Twitter, in contrast, is a U.S. company now owned by a U.S. person, Elon Musk. His actions and statements have led to demands, in Congress and elsewhere, that Twitter’s acquisition be investigated. President Biden, when asked, said he thought it should be looked at but indicated he wasn’t suggesting the company did anything wrong. Treasury Secretary Janet Yellen, after initially saying she saw no reason to investigate, has now backtracked — in part — and said she misspoke, suggesting instead that if there is a risk, then an investigation would be appropriate. That puts her in better alignment with the president. The issue is that Musk has minority foreign partners, allegedly Saudi Arabian and Chinese.

Thanks to the Foreign Investment Risk Review Modernization Act of 2018 (FIRRMA), CFIUS has authority to look at minority foreign investments where foreign control is not explicit. However, the criterion is the same as for TikTok: Is the investment a threat to national security? In a case not involving direct foreign control of the company, CFIUS would look for evidence that the foreign parties are in a position to influence the direction of the company, or whether they have access to sensitive proprietary data. That would include determining whether they have seats on the board or any role in the company’s management. Particularly important in cases involving social media entities is whether the foreign parties can access inside information about the company or the data that is one of the company’s biggest assets.
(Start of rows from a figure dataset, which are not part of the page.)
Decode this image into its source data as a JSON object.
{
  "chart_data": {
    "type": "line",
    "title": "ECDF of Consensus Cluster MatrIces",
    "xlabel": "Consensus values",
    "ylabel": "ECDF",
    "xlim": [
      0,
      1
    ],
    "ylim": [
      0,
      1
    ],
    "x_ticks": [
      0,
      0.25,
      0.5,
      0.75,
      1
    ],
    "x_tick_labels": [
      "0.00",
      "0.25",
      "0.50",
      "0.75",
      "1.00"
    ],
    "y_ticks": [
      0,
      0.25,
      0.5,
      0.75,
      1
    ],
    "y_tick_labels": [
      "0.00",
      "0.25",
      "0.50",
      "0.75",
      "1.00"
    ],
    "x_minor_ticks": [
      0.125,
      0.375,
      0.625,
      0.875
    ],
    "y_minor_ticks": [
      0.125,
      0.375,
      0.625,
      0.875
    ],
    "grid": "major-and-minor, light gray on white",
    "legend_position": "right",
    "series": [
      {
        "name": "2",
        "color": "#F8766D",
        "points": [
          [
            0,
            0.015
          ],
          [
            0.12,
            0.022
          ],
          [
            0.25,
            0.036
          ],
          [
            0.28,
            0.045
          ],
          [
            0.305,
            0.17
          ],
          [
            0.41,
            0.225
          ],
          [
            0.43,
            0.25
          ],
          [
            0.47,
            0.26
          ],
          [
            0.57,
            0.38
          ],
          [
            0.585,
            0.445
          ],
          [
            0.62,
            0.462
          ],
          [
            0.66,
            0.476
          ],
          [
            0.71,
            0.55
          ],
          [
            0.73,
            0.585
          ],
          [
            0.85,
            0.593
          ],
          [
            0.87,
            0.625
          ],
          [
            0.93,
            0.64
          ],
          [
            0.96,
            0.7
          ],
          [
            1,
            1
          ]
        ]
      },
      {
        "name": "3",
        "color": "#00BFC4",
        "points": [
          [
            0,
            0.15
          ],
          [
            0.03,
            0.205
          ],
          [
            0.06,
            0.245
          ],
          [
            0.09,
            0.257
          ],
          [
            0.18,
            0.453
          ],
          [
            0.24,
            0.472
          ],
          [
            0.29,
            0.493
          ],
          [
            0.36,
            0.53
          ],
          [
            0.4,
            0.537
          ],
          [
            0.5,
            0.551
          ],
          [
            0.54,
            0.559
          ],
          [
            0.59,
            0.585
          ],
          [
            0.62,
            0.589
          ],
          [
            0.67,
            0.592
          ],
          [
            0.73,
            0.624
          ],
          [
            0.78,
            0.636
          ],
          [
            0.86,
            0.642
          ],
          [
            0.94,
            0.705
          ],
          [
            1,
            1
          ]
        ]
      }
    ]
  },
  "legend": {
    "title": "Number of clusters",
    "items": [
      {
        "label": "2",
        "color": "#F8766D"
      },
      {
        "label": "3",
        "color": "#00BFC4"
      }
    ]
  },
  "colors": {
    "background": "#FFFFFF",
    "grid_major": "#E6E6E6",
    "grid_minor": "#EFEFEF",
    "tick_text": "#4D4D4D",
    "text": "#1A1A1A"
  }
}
Twitter no longer has a board of directors, and there does not seem to be any evidence that the foreign investors have a role in its management. This leaves the issue of who controls or has access to the massive amounts of personal data Twitter accumulates. I agree with the president that that deserves an investigation, but at this point, it does not seem likely that it will conclude that there is anything to worry about from a national security point of view.

The calls for an investigation, however, do raise the issue of whether weaponizing CFIUS is a good idea. The people concerned about Musk’s stewardship of the company may be using CFIUS as a convenient tool for investigating him, but that seems to have little to do with an actual national security threat. If that becomes a habit, however, it will have a chilling effect on inbound investment that will restrict future economic growth and job creation.  

Finally, both these cases remind us of the growing importance of data in our lives. When people discuss security, they usually mean hardware or software, but the ubiquity of social media and the personal data it generates and stores raises genuine national security issues about whether data can be used to compromise individuals or to influence them with misinformation. In that regard, the case against TikTok is likely stronger than one involving Twitter, but perhaps a close look at what is going on with both is a good idea.

William A. Reinsch holds the Scholl Chair in International Business at the Center for Strategic and International Studies in Washington, D.C.